Kristie que já havia sido atleta, jogadora de vôlei e judoca, hoje está recuperada e é jogadora de pólo. Organiza jogos beneficentes em prol de crianças carentes e pessoas com algum tipo de limitação física. Como sequela ficou apenas a ausência de sensibilidade na perna esquerda.

Pouco tempo após a fatalidade, a brasileira embarcou para os Estados Unidos em busca de tratamento. Nos seis primeiros meses ainda não conseguia realizar nenhum movimento, nem mesmo tinha sensibilidade no corpo.
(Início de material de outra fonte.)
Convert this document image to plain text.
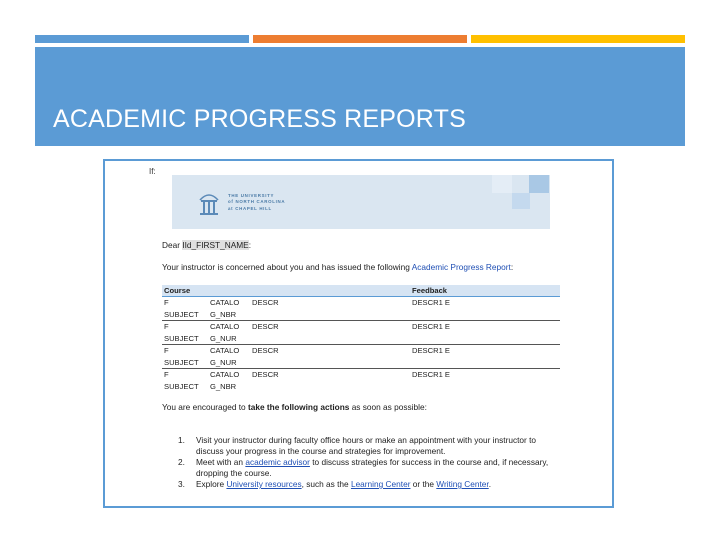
ACADEMIC PROGRESS REPORTS
If:
THE UNIVERSITY
of NORTH CAROLINA
at CHAPEL HILL
Dear IId_FIRST_NAME:
Your instructor is concerned about you and has issued the following Academic Progress Report:
Course			Feedback
F	CATALO	DESCR	DESCR1 E
SUBJECT	G_NBR		
F	CATALO	DESCR	DESCR1 E
SUBJECT	G_NUR		
F	CATALO	DESCR	DESCR1 E
SUBJECT	G_NUR		
F	CATALO	DESCR	DESCR1 E
SUBJECT	G_NBR		
You are encouraged to take the following actions as soon as possible:
1.	Visit your instructor during faculty office hours or make an appointment with your instructor to discuss your progress in the course and strategies for improvement.
2.	Meet with an academic advisor to discuss strategies for success in the course and, if necessary, dropping the course.
3.	Explore University resources, such as the Learning Center or the Writing Center.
Ela lembra que recebeu muito apoio dos colegas e amigos americanos. "Dois anos depois do acidente passei a receber ainda mais convites para trabalhar, como era modelo fotográfica conseguia realizar alguns ensaios", conta Kristie Hanbury.

Ao ser questionada sobre qual teria sido o momento mais complexo da sua recuperação, Kristie disse que o período mais difícil é relativo, que poderia dizer que foi um inferno do início ao fim, e que também conheceu o melhor lado das pessoas. "No início, na hora do acidente e alguns meses depois, é pavoroso. A única coisa que você quer é morrer, você tem que aceitar que se tornou outra pessoa", afirma ela.
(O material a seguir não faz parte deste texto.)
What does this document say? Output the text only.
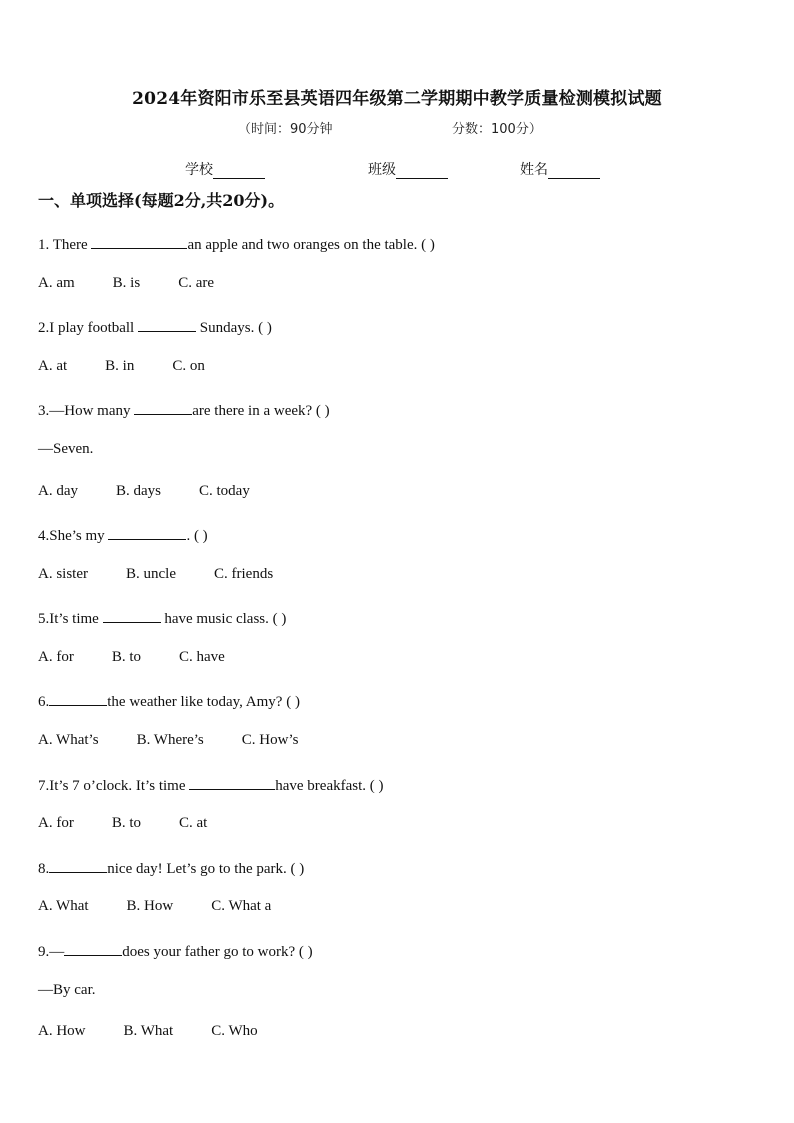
2024年资阳市乐至县英语四年级第二学期期中教学质量检测模拟试题
（时间：90分钟	分数：100分）
学校	班级	姓名
一、单项选择(每题2分,共20分)。
1. There	an apple and two oranges on the table. ( )
A. am	B. is	C. are
2.I play football	Sundays. ( )
A. at	B. in	C. on
3.—How many	are there in a week? ( )
—Seven.
A. day	B. days	C. today
4.She’s my	. ( )
A. sister	B. uncle	C. friends
5.It’s time	have music class. ( )
A. for	B. to	C. have
6.	the weather like today, Amy? ( )
A. What’s	B. Where’s	C. How’s
7.It’s 7 o’clock. It’s time	have breakfast. ( )
A. for	B. to	C. at
8.	nice day! Let’s go to the park. ( )
A. What	B. How	C. What a
9.—	does your father go to work? ( )
—By car.
A. How	B. What	C. Who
Do ponto de vista físico, Kristie ressalta a fase de transição entre começar a se movimentar, andar com muita dificuldade e andar sem ajuda. "Imagina você ter que fazer um esforço imenso para ficar de pé, suar e sentir dores absurdas para andar de forma esquisita menos de 15 metros. Todo mundo te olha e tenta imaginar o que você tem para estar naquela situação", observa a atleta.
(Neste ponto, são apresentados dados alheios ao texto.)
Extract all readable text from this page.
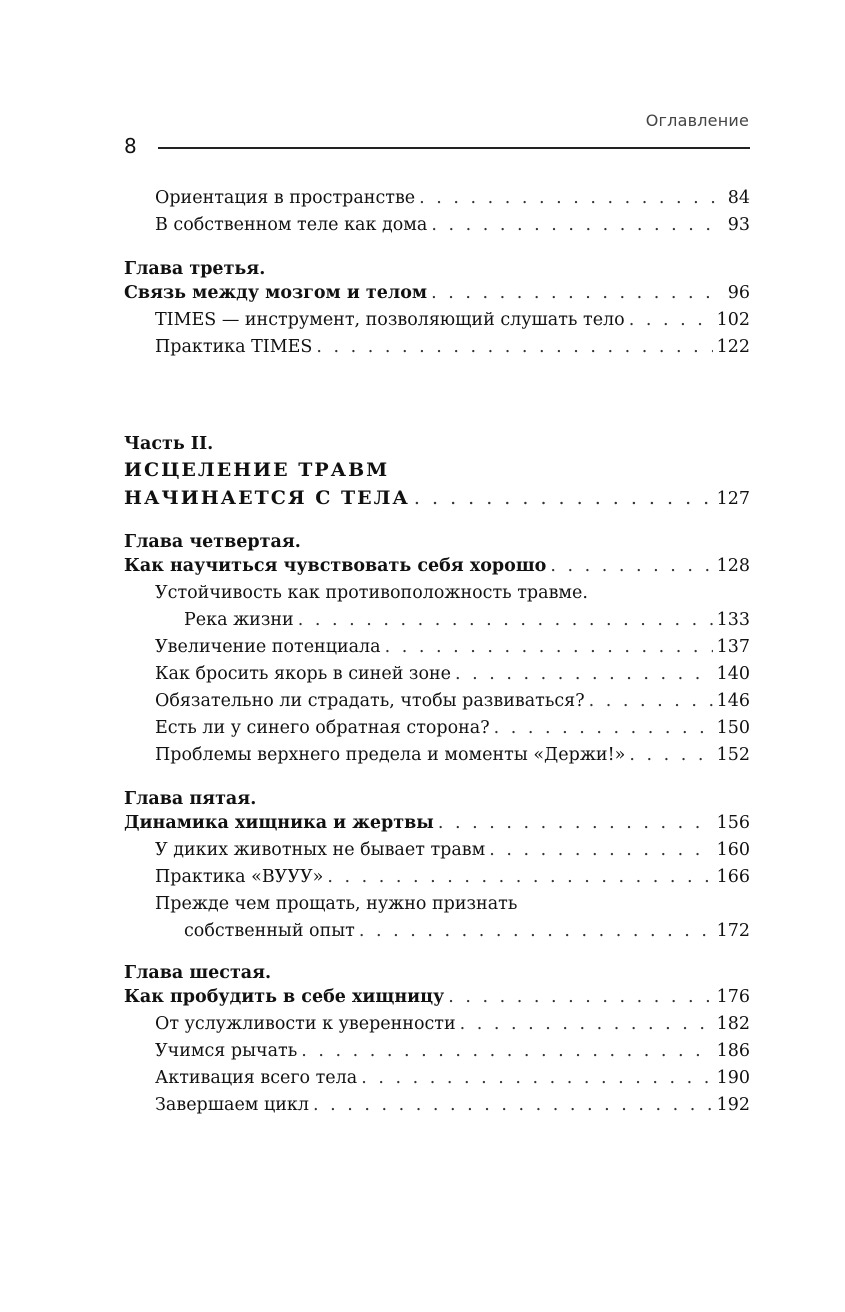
Оглавление
8
Ориентация в пространстве . . .	84
В собственном теле как дома . . .	93
Глава третья.
Связь между мозгом и телом . . .	96
TIMES — инструмент, позволяющий слушать тело . . .	102
Практика TIMES . . .	122
Часть II.
ИСЦЕЛЕНИЕ ТРАВМ
НАЧИНАЕТСЯ С ТЕЛА . . .	127
Глава четвертая.
Как научиться чувствовать себя хорошо . . .	128
Устойчивость как противоположность травме.
Река жизни . . .	133
Увеличение потенциала . . .	137
Как бросить якорь в синей зоне . . .	140
Обязательно ли страдать, чтобы развиваться? . . .	146
Есть ли у синего обратная сторона? . . .	150
Проблемы верхнего предела и моменты «Держи!» . . .	152
Глава пятая.
Динамика хищника и жертвы . . .	156
У диких животных не бывает травм . . .	160
Практика «ВУУУ» . . .	166
Прежде чем прощать, нужно признать
собственный опыт . . .	172
Глава шестая.
Как пробудить в себе хищницу . . .	176
От услужливости к уверенности . . .	182
Учимся рычать . . .	186
Активация всего тела . . .	190
Завершаем цикл . . .	192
Kristie Hanbury  exemplo de superação

Hoje a jogadora de pólo tem a intenção de escrever um livro e fazer um programa de televisão voltado para o público feminino. Foto: Reprodução Facebook

Ao comparar uma pessoa que anda com muita dificuldade com um cadeirante, aquele que não consegue se locomover usando as próprias pernas, ela diz: "Usar a cadeira de rodas é rápido e as pessoas te ajudam. Você não se sente tanto incômodo, absurdamente é mais fácil e é aí que muitas pessoas desistem, já quem ninguém te dá garantias de que aquele esforço todo vai funcionar, é mais fácil você sentar e esperar alguém te empurrar" afirma ela. "Eu não recomendo a ninguém nem tentar nem desistir. Às vezes, o custo é muito caro", completa.

Os resultados do tratamento começaram a surgir aos poucos, sempre com muita fisioterapia e exercícios. "Chegava a cumprir 16 horas de atividade por dia", lembra Kristie. "Conforme fui recuperando o movimento, fui recebendo mais convites para posar para campanhas. Fui para no Japão a trabalho. Lá me casei e tive mais três filhos. Quando minha filha mais nova nasceu, eu deixei de trabalhar como modelo", conta. A brasileira ressaltou que seu último filho nasceu em Hong Kong. Nenhum deles mora no Brasil e, atualmente, Kristie está divorciada.


Programa de TV

Hoje a jogadora de pólo tem a intenção de escrever um livro e fazer um programa de televisão voltado para o público feminino. "Quero um programa para mulheres de mais de 50 anos, que se divorciaram, os filhos cresceram e elas ficaram sozinhas. Uma atração em que possa ensiná-las a fazer algo que nunca fizeram antes, como trocar uma torneira ou arrumar o encanamento", revela.

Kristie está se organizando e jogará um torneio internacional de pólo, no dia 29 de setembro, no Mato Grosso. Ela conta: "Virão pessoas da Índia, dos Estados Unidos, de Cingapura etc. O torneio é em prol das crianças com câncer. Tenho a preocupação de que tudo o que eu faça seja a favor de uma boa causa". E brinca: "Dizem que eu sou uma excelente amazonas, não acredito nisso. Acho que as pessoas só dizem que sou ótima porque já fui tetraplégica."